Traceable query can solve the problem. In addition, I see some programmers who do not know why, I think to write such a judgment: "If (0.1 = 0.1)
... ", You have to worry about it for a long time. Don't worry. If such a judgment fails, the computer can really throw it.
Computers usually provide two precision floating-point Expression methods, one of which is not accurate, and the other is not accurate-oh, this is a bit negative, come back: "One of them is not accurate, the other is more accurate. ". Not accurate: "Single-precision floating point number", more accurate, is "double-precision floating point number ".
- Single-precision floating point number
C ++ uses the float type to represent a single-precision floating point number. It occupies 4 bytes and combines 32 bits. The bit fields occupied by symbols, indexes, and tails are shown in:
Figure 5-23 Single-precision floating-point Fields
If you write a floating point number of a literal constant in the code, add the letter F at the end of the number, for example, 0.1f or 10f. By default, c ++ uses a small number as a double-precision floating point number.
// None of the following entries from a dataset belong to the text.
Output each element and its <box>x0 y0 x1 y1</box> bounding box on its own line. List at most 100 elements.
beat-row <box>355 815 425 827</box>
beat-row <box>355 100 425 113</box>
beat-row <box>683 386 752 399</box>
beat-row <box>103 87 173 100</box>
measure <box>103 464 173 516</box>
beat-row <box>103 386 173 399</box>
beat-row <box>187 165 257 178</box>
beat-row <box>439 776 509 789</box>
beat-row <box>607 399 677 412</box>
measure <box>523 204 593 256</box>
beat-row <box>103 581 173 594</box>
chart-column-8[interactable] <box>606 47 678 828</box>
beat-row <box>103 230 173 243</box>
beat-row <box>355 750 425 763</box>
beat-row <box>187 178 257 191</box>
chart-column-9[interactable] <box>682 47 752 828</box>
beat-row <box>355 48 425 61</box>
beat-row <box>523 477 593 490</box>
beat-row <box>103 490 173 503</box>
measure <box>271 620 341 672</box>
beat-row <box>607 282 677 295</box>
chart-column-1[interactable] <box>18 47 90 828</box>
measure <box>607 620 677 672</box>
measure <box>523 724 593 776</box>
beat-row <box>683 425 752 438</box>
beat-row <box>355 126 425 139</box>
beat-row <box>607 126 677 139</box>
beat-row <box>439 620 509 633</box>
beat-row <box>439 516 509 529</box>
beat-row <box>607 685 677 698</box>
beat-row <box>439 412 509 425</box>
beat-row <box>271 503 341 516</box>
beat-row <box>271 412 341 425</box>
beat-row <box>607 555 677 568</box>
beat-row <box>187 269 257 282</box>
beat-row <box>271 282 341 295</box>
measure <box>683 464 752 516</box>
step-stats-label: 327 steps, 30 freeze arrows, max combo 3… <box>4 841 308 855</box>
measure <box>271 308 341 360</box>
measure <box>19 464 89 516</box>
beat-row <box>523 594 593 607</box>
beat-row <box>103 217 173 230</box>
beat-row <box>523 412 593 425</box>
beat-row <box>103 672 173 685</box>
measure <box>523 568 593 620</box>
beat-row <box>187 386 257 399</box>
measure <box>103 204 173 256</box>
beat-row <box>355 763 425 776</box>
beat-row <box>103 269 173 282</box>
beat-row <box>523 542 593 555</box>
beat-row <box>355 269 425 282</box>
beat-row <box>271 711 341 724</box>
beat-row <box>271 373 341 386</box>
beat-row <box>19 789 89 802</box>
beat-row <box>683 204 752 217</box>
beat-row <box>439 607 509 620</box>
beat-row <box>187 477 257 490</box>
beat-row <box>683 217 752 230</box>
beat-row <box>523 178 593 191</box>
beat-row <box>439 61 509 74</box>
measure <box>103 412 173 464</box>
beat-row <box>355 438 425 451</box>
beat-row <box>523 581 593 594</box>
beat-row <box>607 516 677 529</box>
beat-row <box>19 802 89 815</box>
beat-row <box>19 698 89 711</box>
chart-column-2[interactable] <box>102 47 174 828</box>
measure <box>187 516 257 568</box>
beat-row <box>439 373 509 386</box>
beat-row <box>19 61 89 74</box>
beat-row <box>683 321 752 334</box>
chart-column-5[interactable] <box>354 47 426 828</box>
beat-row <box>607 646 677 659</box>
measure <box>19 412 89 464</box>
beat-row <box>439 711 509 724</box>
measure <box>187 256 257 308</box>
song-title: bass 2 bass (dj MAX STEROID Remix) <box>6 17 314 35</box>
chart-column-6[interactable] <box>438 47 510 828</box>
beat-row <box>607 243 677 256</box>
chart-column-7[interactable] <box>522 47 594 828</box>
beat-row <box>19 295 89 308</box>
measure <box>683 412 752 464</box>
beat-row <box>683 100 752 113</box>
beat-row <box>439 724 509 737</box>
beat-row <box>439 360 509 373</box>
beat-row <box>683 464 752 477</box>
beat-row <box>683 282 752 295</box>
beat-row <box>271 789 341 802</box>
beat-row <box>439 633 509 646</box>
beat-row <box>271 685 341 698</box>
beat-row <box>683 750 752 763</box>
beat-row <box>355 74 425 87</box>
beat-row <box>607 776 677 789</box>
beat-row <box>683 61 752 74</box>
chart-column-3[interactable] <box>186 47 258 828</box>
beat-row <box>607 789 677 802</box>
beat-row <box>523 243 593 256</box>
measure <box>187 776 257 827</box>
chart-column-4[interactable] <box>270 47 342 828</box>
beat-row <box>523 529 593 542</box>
- Double-precision floating point number
C ++ uses the double type to represent double-precision floating-point numbers. It occupies 8 bytes and is 64-bit. The bit fields occupied by symbols, indexes, and tails are shown in:
Figure 5-24 double-precision floating-point Fields
If you write a number in the code without decimal digits, the default value is integer. For example, 10. If you add a decimal point, for example, 10.0, and no trailing letter F, c ++ treats it as a double type.
The above is not all about floating point expression. Many conventions are required to express a floating point number. When writing a C ++ program, we only perform bitwise operations on the data of the integer type (including int, long, Char, and so on, we will only talk about this for the time being.
Classroom assignments: floating point Precision exercises
Use the aforementioned "0.01x10. 0 limit 0. 2" code to determine whether it is equal to 0.5 code and write it into a console test project. Test the float and double types to see if the results are different.